A Débora do Batom pede redução de pena ao Supremo Tribunal Federal (STF) após a recente mudança na lei de dosimetria aprovada pelo Congresso Nacional, que derrubou o veto presidencial ao projeto. O pedido foi encaminhado ao ministro Alexandre de Moraes nesta sexta-feira (1º).
A defesa da cabeleireira Débora Rodrigues dos Santos sustenta que a nova regra penal pode beneficiar diretamente a condenada, reduzindo o tempo total de prisão.
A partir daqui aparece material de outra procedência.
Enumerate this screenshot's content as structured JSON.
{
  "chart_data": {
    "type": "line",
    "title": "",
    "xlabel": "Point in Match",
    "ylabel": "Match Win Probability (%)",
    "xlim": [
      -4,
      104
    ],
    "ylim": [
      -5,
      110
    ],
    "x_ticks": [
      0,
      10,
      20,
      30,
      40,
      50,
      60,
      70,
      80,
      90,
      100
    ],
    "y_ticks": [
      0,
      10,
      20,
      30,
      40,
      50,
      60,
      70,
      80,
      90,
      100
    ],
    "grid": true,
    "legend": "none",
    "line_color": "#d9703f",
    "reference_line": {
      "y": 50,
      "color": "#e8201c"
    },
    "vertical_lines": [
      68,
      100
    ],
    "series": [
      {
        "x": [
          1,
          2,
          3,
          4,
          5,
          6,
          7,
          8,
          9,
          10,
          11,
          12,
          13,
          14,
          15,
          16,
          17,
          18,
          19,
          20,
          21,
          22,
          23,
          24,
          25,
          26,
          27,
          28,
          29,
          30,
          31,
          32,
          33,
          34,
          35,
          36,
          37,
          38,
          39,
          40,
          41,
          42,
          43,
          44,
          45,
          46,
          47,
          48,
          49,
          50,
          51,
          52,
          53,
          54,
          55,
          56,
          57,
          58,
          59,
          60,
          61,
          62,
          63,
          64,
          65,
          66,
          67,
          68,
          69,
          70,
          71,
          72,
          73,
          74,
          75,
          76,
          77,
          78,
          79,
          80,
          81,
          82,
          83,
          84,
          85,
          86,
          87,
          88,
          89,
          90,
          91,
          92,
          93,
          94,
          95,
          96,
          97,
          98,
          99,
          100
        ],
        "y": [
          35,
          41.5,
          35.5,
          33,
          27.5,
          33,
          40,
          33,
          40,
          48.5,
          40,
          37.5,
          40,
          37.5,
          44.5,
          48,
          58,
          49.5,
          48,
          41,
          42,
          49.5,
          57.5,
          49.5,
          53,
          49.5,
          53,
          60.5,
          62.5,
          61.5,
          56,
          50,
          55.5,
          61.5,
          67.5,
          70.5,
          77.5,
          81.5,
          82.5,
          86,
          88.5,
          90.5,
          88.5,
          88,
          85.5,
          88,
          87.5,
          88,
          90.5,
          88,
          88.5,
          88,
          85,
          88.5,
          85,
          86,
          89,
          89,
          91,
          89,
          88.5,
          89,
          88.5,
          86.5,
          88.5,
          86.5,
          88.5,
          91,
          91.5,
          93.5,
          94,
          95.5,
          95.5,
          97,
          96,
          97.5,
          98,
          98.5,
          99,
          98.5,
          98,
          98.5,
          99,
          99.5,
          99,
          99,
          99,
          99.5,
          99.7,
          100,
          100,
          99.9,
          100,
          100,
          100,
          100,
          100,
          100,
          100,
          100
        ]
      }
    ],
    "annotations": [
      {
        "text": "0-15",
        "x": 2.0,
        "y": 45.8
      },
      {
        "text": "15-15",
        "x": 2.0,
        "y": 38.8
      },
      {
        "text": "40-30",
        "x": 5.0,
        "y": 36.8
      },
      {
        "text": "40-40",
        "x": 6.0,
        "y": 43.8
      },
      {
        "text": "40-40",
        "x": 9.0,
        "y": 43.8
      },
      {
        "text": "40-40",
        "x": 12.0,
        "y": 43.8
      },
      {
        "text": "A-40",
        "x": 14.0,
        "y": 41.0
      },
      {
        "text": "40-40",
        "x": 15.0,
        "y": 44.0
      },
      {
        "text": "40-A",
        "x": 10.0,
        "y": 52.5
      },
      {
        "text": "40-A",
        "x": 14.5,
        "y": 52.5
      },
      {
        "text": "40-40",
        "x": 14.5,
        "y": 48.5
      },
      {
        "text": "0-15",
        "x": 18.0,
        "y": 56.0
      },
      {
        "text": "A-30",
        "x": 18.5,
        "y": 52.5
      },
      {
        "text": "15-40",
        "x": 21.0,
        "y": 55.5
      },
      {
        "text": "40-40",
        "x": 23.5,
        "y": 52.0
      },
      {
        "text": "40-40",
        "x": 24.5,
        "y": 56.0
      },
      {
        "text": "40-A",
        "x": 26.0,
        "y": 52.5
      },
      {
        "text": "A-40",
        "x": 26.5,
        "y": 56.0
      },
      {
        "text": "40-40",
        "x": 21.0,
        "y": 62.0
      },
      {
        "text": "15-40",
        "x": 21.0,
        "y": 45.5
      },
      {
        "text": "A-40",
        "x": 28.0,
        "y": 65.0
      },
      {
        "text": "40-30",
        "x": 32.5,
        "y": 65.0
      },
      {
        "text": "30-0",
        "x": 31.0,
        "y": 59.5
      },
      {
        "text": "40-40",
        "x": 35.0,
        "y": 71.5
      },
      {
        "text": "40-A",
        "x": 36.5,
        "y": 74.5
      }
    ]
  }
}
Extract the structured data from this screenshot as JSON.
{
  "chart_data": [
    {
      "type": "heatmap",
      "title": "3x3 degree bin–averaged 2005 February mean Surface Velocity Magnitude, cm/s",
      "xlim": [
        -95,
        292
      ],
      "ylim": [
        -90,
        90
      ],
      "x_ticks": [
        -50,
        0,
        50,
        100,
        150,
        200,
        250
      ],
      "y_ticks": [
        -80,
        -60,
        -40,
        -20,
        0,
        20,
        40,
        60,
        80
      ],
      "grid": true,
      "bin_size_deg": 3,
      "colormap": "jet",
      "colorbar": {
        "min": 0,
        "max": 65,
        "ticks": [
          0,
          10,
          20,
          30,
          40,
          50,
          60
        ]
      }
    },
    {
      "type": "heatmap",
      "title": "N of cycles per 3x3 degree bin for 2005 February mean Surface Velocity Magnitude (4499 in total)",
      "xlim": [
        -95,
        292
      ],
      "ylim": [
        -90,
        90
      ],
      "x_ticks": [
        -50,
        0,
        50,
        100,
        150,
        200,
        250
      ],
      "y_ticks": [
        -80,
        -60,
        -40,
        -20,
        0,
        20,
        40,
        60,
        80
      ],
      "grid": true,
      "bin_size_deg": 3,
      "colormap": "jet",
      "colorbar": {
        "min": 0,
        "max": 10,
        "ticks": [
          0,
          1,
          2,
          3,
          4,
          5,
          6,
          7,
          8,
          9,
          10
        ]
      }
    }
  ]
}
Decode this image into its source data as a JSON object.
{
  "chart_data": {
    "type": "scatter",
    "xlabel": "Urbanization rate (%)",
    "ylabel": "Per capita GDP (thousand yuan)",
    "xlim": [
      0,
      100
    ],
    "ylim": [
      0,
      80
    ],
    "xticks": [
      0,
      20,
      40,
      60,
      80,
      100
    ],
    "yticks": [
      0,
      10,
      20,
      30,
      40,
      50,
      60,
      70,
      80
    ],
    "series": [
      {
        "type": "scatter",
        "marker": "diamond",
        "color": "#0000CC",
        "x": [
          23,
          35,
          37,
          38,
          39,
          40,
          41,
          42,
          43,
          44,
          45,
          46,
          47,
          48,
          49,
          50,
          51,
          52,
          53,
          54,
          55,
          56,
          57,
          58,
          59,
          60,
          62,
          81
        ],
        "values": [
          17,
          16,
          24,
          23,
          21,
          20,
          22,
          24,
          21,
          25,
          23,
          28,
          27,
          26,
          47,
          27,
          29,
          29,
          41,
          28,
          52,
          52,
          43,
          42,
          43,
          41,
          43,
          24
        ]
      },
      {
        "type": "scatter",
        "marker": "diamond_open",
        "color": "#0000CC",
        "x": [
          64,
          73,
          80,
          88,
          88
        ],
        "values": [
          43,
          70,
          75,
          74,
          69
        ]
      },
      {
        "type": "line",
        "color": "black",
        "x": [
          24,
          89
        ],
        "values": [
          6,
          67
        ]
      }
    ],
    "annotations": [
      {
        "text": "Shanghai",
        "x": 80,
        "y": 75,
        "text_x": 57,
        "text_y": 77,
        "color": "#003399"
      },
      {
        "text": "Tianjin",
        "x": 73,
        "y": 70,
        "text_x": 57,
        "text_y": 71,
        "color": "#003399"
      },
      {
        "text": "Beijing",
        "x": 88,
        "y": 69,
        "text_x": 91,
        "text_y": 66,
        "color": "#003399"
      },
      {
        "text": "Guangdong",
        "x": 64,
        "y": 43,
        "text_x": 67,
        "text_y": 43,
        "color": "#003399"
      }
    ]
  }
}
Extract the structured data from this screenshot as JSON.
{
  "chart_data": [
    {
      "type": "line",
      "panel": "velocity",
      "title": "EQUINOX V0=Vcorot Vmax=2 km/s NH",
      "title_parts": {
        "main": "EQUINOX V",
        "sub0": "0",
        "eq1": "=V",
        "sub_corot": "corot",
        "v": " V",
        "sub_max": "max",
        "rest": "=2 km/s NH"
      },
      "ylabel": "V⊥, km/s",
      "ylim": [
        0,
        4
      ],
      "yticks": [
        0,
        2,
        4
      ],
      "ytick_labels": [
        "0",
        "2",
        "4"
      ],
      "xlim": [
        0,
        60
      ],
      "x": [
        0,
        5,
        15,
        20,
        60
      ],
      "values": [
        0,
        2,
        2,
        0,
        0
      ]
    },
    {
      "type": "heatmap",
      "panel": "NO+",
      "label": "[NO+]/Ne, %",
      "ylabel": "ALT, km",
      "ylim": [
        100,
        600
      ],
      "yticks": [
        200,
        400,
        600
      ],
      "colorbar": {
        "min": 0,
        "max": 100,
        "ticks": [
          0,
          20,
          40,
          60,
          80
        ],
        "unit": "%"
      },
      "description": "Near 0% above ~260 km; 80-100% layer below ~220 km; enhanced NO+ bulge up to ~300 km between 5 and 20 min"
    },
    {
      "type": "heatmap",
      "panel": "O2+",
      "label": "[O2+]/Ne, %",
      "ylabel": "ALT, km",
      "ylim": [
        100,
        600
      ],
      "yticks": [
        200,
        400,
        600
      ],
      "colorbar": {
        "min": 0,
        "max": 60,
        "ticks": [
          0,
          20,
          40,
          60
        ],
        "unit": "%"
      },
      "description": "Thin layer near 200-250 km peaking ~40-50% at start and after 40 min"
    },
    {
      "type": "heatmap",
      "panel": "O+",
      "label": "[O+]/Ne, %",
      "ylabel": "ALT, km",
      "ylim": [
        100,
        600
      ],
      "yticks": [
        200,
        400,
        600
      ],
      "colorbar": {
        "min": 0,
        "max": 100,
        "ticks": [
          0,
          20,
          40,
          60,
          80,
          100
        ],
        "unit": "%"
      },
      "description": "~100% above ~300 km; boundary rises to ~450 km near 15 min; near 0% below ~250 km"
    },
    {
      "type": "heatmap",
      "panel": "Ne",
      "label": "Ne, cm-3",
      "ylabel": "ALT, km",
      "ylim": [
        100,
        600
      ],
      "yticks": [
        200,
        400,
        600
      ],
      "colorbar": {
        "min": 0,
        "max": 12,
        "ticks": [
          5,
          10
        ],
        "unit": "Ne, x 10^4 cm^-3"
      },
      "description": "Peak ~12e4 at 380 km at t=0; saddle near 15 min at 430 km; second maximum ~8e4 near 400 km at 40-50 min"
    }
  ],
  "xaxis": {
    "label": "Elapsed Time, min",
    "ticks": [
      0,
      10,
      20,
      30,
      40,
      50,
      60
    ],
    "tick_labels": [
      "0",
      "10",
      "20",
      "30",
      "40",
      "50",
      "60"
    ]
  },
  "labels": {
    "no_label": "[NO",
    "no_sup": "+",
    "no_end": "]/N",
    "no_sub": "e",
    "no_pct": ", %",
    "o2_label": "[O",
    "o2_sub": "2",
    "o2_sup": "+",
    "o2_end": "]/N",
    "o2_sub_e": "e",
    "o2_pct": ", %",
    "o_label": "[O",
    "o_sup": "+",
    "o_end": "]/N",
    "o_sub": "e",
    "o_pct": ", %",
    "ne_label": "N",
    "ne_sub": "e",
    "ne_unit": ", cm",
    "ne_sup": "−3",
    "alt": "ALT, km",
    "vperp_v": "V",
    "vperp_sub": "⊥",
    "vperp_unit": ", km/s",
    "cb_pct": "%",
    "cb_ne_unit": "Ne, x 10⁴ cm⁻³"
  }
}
Atualmente, ela cumpre pena de 14 anos, inicialmente em regime fechado, convertida em prisão domiciliar com uso de tornozeleira eletrônica.
Segundo os advogados, a alteração legislativa modifica a forma de cálculo das penas relacionadas aos crimes previstos nos artigos 359-L e 359-M do Código Penal, introduzindo critérios considerados mais favoráveis ao réu.
Entre os pontos destacados pela defesa está a possibilidade de aplicação do chamado concurso formal próprio, além da previsão de redução de pena entre um terço e dois terços em situações em que o envolvimento ocorreu em meio a multidões, sem liderança ou financiamento.
“A lei penal mais benéfica retroage para alcançar fatos anteriores”, afirmaram os advogados ao justificar o pedido, defendendo que a nova regra seja aplicada de forma imediata, inclusive na fase de execução penal.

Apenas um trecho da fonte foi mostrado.